Recently, I encountered an online bug. Accessing a specific interface will cause occasional exceptions. After checking the log, it is found that an error is reported during the operation of mongodb. The error information is as follows:
error message: Command failed with error 251 (NoSuchTransaction): 'Given transaction number 115 does not match any in-progress transactions. The active transaction number is 114' on server xx.xx.xx.xx:xxxx. The full response is {"errorLabels": ["TransientTransactionError"], "ok": 0.0, "errmsg": "Given transaction number 115 does not match any in-progress transactions. The active transaction number is 114", "code": 251, "codeName": "NoSuchTransaction"}
Through searching and troubleshooting, the problem was located to be due to processing MongoDB operations where two requests in the same transaction are sent to the DB at the same time, with the probability of generating the following scenario.
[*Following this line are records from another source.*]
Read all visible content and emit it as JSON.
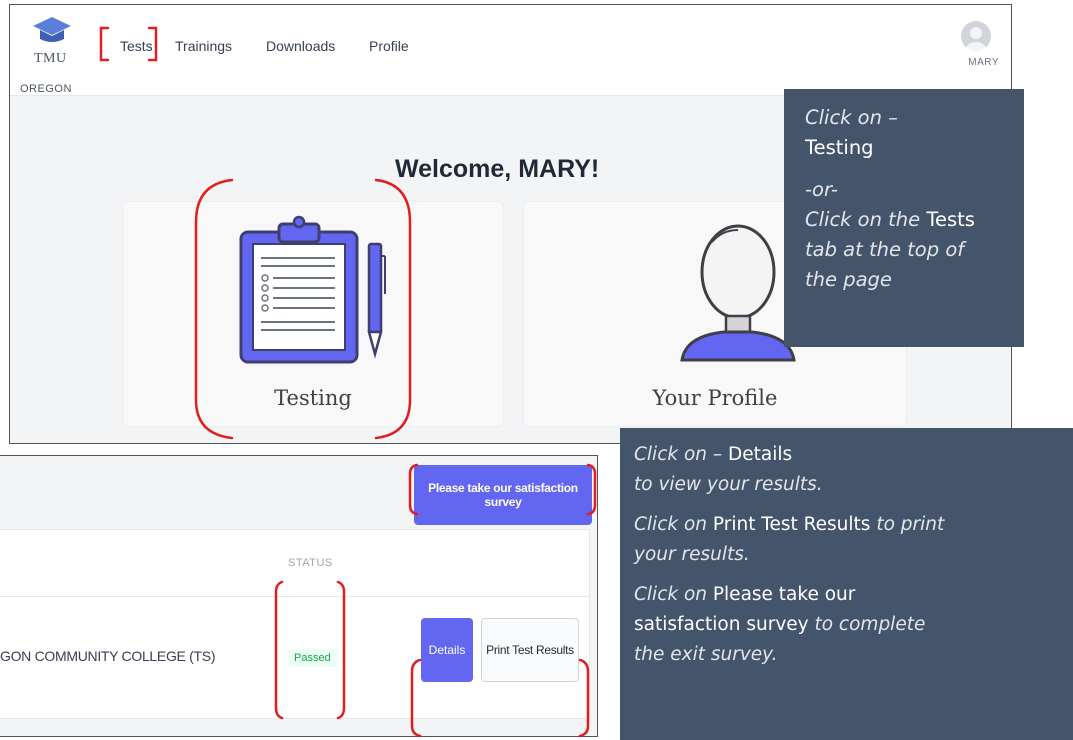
{
  "header": {
    "logo_name": "TMU",
    "logo_state": "OREGON",
    "nav": [
      "Tests",
      "Trainings",
      "Downloads",
      "Profile"
    ],
    "user": "MARY"
  },
  "home": {
    "welcome": "Welcome, MARY!",
    "cards": [
      "Testing",
      "Your Profile"
    ]
  },
  "results": {
    "survey_label": "Please take our satisfaction survey",
    "status_header": "STATUS",
    "college": "GON COMMUNITY COLLEGE (TS)",
    "status": "Passed",
    "details_label": "Details",
    "print_label": "Print Test Results"
  },
  "callouts": {
    "top": {
      "l1": "Click on –",
      "l2": "Testing",
      "l3": "-or-",
      "l4a": "Click on the ",
      "l4b": "Tests",
      "l5": "tab at the top of",
      "l6": "the page"
    },
    "bottom": {
      "l1a": "Click on – ",
      "l1b": "Details",
      "l2": "to view your results.",
      "l3a": "Click on ",
      "l3b": "Print Test Results",
      "l3c": " to print",
      "l4": "your results.",
      "l5a": "Click on ",
      "l5b": "Please take our",
      "l6a": "satisfaction survey",
      "l6b": " to complete",
      "l7": "the exit survey."
    }
  },
  "colors": {
    "accent": "#6366f1",
    "callout_bg": "#44546a",
    "annotation": "#e11d1d",
    "passed": "#16a34a"
  }
}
1. request 1 and request 2 are sent to Mongo at the same time and start execution
2. Request 1 is still executing and request 2 has completed
3. Since request 1 is not yet completed, the transaction has not really started at DB level, so request 2 cannot end normally (that is why the error states that transaction id 115 cannot be found, because the transaction is not yet registered in DB), resulting in transaction rollback and throwing exceptions
4. request 1 execution is complete, but the transaction has been rolled back, the operation is invalid
Reviewing the code, we found that the reason why two requests are sent to DB at the same time is that the zipWith() method is used for data merging. The feature of this method is that it will request two data to be merged to the database at the same time, which will trigger the aforementioned problem when operating Mongo.
The solution is very simple, just use the zipWhen() method instead. zipWhen will block and wait for the first data requested to arrive before requesting the second data, which perfectly circumvents this problem.